Apollo 13 Lunar Module

*Information from a signboard next to the lunar module

10 Comments CherryPie on Aug 27th 2014

10 Responses to “Journey to the Moon”

  1. Amfortas says:

    If either of those vehicles – and especially the ‘lander’ – were seriously considered as a conveyance on our roads (with added wheels of course) they would not pass even the most lax saferty regulations. You could poke a hole in the side of the lander craft with a pencil and a sneeze. And one dreads to think of what would happen if a cyclist leaned on it at the traffic lights.

    • CherryPie says:

      The command module looks rather sturdy and robust close up which is more than can be said for the landing module. The landing craft looks very flimsy and rather like Blue Peter craft project!

  2. ....peter:) says:

    Wonderful set of pictures of the module from Apollo 10 and the replica of the lunar module Cherie… i would love to have had the chance to see and photograph these… thanks for sharing it with us….peter:)

  3. james higham says:

    Now that is seriously fascinating. Wondered about full size but you say it is.

    • CherryPie says:

      I wish I had photographed more of the information boards. They gave further information on the construction. I thought it would be on the Science Museum website but sadly it is not.

      Whilst looking for the information I came across a website link that I lost many years ago. It gives a little bit of information about how the model came about, but no technical information.

      “Thank you for your email dated 26th October 2011 with regards to the possibility that the Science Museum’s model Apollo 11 Lunar Lander is (or was) a prop from a film – possibly Diamonds Are Forever or Apollo 13. The object is inventoried within the Museum’s collections as follows:

      Replica Apollo 11 lunar excursion module (Inventory number 1977-435)

      This object is currently on display within the Museum’s Exploring Space Gallery; should you wish to view it please visit the Museum during normal opening hours – 10am to 6pm, last entry 5.15pm, Monday to Sunday except 24th to 26th December. I have reviewed the Museum’s technical file linked to this, T/1977-435, and there is no mention of this object being used (or potentially used) in any filming production prior to entering the Museum’s care.

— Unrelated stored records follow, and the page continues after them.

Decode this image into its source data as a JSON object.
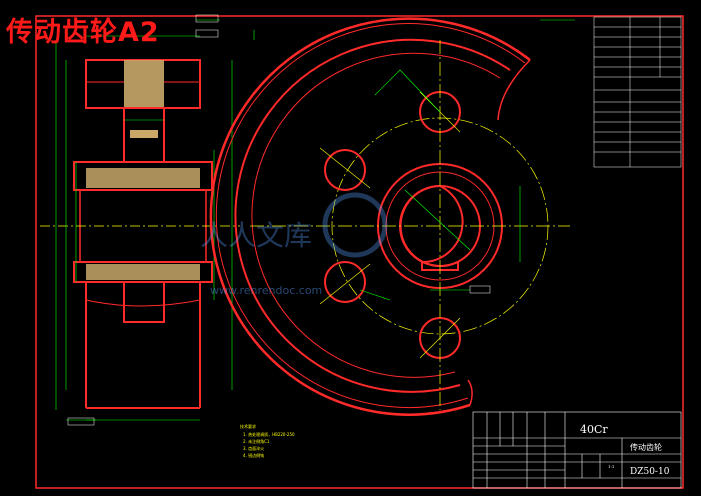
{
  "title_overlay": "传动齿轮A2",
  "title_block": {
    "material": "40Cr",
    "part_name": "传动齿轮",
    "drawing_number": "DZ50-10",
    "scale": "1:1"
  },
  "watermark": {
    "url": "www.renrendoc.com"
  },
  "notes": {
    "heading": "技术要求",
    "items": [
      "1. 热处理调质，HB220-250",
      "2. 未注倒角C1",
      "3. 齿面淬火",
      "4. 锐边倒钝"
    ]
  },
  "colors": {
    "background": "#000000",
    "outline": "#ff0000",
    "centerline": "#ffff00",
    "dimension": "#00ff00",
    "text": "#ffffff"
  }
}
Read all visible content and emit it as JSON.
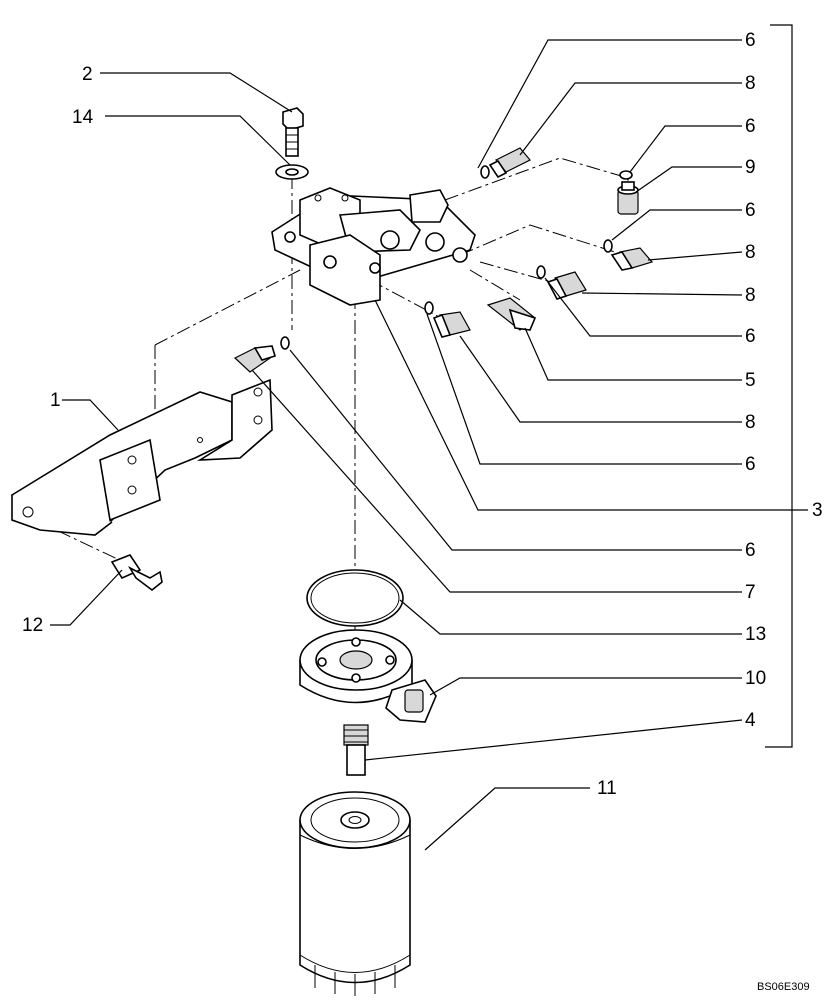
{
  "drawing_code": "BS06E309",
  "callouts": {
    "c1": "1",
    "c2": "2",
    "c3": "3",
    "c4": "4",
    "c5": "5",
    "c6a": "6",
    "c6b": "6",
    "c6c": "6",
    "c6d": "6",
    "c6e": "6",
    "c6f": "6",
    "c7": "7",
    "c8a": "8",
    "c8b": "8",
    "c8c": "8",
    "c9": "9",
    "c10": "10",
    "c11": "11",
    "c12": "12",
    "c13": "13",
    "c14": "14"
  }
}
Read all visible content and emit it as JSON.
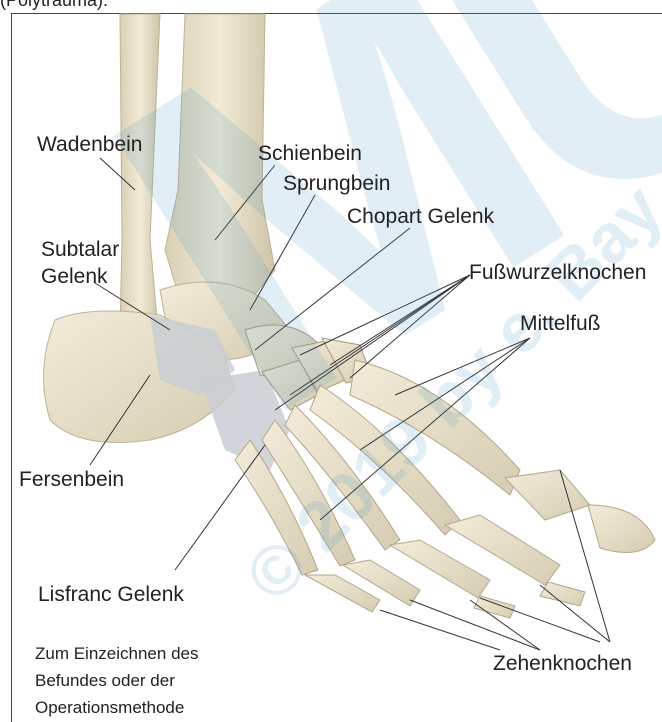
{
  "caption_top": "(Polytrauma).",
  "labels": {
    "wadenbein": "Wadenbein",
    "schienbein": "Schienbein",
    "sprungbein": "Sprungbein",
    "chopart": "Chopart Gelenk",
    "subtalar": "Subtalar\nGelenk",
    "fusswurzel": "Fußwurzelknochen",
    "mittelfuss": "Mittelfuß",
    "fersenbein": "Fersenbein",
    "lisfranc": "Lisfranc Gelenk",
    "zehen": "Zehenknochen"
  },
  "note": "Zum Einzeichnen des\nBefundes oder der\nOperationsmethode",
  "watermark": {
    "big": "MUS",
    "copyright": "© 2019 by e. Bay",
    "color": "#4696be"
  },
  "colors": {
    "bone": "#e9e1cc",
    "bone_shade": "#c9bea4",
    "cartilage": "#c7ccd0",
    "line": "#333333"
  }
}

      The object formerly entered the Museum’s care in 1977. In fact original correspondence (held on nominal file 6954) with the original model makers, Westbury Design and Optical Ltd, indicates that this object was built specifically at the request of the Museum and for display purposes only. Further more the original enquiry into obtaining a quote from the above model making company was made by the Museum in 1975. Diamonds Are Forever was released in 1971 and Apollo 13 in 1995. As you can see the Museum’s model post-dates these films by several years.

      Museum paperwork also contains original drawings supplied by NASA and Grumman Aerospace (the company who built the original Apollo Lunar Landers). With further correspondence suggesting the Museum liaised with these institutions to supply Westbury Design and Optical Ltd the most detailed and authentic plans as possible.

  4. Mickie Brown says:

    Cherie, What an interesting exhibit–I always find “space” interesting. We have the second largest museum of space objects in Hutchinson, Kansas ( NASA, down in Houston is first). It is a fascinating place to visit and I always come away in awe of what we have done and where we have gone. Hope all is well–I have been so busy with grandchildren and summer activities that I have not been making the rounds to see everyone’s lovely blog. Take care. Mickie :)

    • CherryPie says:

      It sounds like you have been having a fabulous time with your grandchildren. These time are precious and to be captured whenever possible :-)

  5. J_on_tour says:

    I thought at first when I saw the title that you were planning a trip to the moon :-)
    When you see the equipment used for this trip, it either seems difficult to believe or an awesome achievement.